We are looking for part-time Domain LLM Data Annotation Specialists to support high-quality data annotation and quality evaluation for large language model training and evaluation. This role covers specialized domains including finance, law, healthcare, insurance, semiconductors, manufacturing, energy, automotive, biopharma, e-commerce, and retail. Candidates should bring domain expertise or relevant professional experience to help ensure the accuracy, reliability, and practical value of expert-level data.
Responsibilities
- - Annotate, review, and evaluate domain-specific data for LLM training, evaluation, and post-training workflows.
- - Assess the factual accuracy, professional soundness, and completeness of model outputs in specialized domains.
- - Provide expert feedback on data quality, labeling guidelines, task design, and evaluation criteria.
- - Identify errors, inconsistencies, risks, and edge cases in domain-specific datasets.
- - Work with product, research, and data teams to improve annotation standards and quality control processes.
- - Support benchmarking and evaluation tasks for domain-specific LLM capabilities.

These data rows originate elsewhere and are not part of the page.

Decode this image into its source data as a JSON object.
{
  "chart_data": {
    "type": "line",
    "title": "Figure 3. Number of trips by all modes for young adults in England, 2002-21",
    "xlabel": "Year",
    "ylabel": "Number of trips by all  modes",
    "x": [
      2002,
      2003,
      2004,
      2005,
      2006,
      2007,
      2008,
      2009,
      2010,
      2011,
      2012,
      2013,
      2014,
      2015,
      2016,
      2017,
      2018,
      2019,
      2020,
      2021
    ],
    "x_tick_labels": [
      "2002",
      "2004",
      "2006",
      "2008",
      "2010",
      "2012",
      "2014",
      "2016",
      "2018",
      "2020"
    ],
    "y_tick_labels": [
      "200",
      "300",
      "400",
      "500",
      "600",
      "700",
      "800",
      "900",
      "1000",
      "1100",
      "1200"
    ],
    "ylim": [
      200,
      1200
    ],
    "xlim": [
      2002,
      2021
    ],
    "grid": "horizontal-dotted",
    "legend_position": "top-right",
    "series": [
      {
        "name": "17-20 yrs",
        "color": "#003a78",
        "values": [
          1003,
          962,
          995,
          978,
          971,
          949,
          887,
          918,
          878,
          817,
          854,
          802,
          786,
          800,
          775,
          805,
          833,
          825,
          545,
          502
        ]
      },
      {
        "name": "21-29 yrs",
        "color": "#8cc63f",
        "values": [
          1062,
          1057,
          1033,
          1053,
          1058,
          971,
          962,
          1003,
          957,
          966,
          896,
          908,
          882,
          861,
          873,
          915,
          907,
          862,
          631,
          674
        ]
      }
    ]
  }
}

- - Complete annotation and review tasks on a part-time contractor basis with reliable delivery quality and timelines.
Requirements
- - Background or professional experience in one or more relevant domains, including finance, law, healthcare, insurance, semiconductors, manufacturing, energy, automotive, biopharma, e-commerce, or retail.
- - Strong domain knowledge and ability to judge the correctness, relevance, and quality of specialized content.
- - Careful attention to detail and strong sense of responsibility for data quality.
- - Ability to follow annotation guidelines and provide clear written feedback.
- - Good communication skills and ability to collaborate asynchronously with cross-functional teams.
- - Prior experience in data annotation, LLM evaluation, content review, research, consulting, or domain expert review is preferred.
- - Interest in AI, LLMs, and the application of AI systems in professional domains is a plus.